We next conduct a number of cross-sectional tests. These additional tests allow us to identify factors that strengthen or weaken the effect of BHC structure on bank efficiency. By adopting this approach we can assess the relevance of alternative explanations of the relationship between BHC affiliation and bank efficiency such as bank capital, bank soundness (bank profitability), asset quality and bank size. As it can be seen from Table 9, the results are robust regardless of bank size, asset quality, bank performance, and bank age, implying that multi-BHC affiliations have higher efficiency than SBHC affiliations irrespective of the bank characteristics. The results also do not depend on whether the analysis is conducted before or after the global financial crisis of 2007–2008.

Table 9 Additional test

7 Conclusion

This paper examines and compares bank efficiency between single-BHC affiliates and multi-BHC affiliates. It measures bank efficiency by applying a fuzzy multi-objective two-stage data envelopment analysis technique. Using a sample of US commercial banks data from 1994 to 2018, it shows that multi-BHC affiliates have higher efficiency than single-BHC affiliate. By applying difference-in-differences estimation technique based on propensity score matching approach, the empirical results suggest that banks enhance their efficiency when they change their status from single- to multi-BHC affiliate, which reinforces our conclusions. We use internal capital market theory to explain why multi-BHC affiliates have higher efficiency than single-BHC affiliates. When banks switch from single-BHC to multi-BHC, they can access to more funds in internal capital markets, expanding their operation, and attracting more deposits at a lower cost. As a result, multi-BHC affiliates exhibit higher efficiency levels than single-BHC affiliates.

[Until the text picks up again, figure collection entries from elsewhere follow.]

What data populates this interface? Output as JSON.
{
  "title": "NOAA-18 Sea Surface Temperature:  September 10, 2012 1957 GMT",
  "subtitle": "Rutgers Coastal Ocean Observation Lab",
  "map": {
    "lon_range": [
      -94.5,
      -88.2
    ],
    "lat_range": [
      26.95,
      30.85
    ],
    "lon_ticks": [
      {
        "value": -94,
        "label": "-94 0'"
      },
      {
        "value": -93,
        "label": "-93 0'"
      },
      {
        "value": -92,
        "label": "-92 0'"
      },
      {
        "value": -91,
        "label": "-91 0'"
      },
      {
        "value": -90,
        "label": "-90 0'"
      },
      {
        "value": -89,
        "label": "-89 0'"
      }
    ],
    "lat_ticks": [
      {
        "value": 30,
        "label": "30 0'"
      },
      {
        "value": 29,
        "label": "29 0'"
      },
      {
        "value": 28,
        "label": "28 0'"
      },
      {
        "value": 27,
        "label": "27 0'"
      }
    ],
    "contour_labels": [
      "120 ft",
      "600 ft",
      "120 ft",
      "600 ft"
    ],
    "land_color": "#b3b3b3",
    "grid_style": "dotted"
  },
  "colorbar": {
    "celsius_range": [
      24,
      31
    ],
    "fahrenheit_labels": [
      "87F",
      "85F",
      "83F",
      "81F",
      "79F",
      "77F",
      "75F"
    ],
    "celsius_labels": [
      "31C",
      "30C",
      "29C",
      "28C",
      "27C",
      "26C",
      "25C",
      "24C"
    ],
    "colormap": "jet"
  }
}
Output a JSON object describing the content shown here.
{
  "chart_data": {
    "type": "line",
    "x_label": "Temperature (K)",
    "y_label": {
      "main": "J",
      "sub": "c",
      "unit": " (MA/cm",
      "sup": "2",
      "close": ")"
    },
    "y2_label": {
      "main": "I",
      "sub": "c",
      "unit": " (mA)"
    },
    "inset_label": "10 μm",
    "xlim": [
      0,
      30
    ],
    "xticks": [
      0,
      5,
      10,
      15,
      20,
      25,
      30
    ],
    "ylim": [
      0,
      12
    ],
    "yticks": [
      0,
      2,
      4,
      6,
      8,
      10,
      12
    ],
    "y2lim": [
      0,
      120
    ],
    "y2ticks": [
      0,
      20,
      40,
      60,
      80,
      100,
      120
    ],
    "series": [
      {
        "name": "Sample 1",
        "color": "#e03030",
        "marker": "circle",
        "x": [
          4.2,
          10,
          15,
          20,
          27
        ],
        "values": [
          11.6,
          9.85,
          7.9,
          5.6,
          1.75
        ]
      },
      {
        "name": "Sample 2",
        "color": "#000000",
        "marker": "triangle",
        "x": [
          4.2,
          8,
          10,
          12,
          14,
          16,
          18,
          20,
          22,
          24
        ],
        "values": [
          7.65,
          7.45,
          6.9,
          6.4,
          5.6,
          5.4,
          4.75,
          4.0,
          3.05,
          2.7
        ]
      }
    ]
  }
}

One limitation of this study is the fact that the decision maker preferences over the potential adjustments of various inputs and outputs are not considered (Golany 1988). To the extent that the DMUs are efficient or inefficient, the assessment relies on the uncertainty over the choice of inputs and outputs (Stolp 1990). Therefore, Peykani et al. (2019) suggest customizing fuzzy DEA models according to properties of DMUs.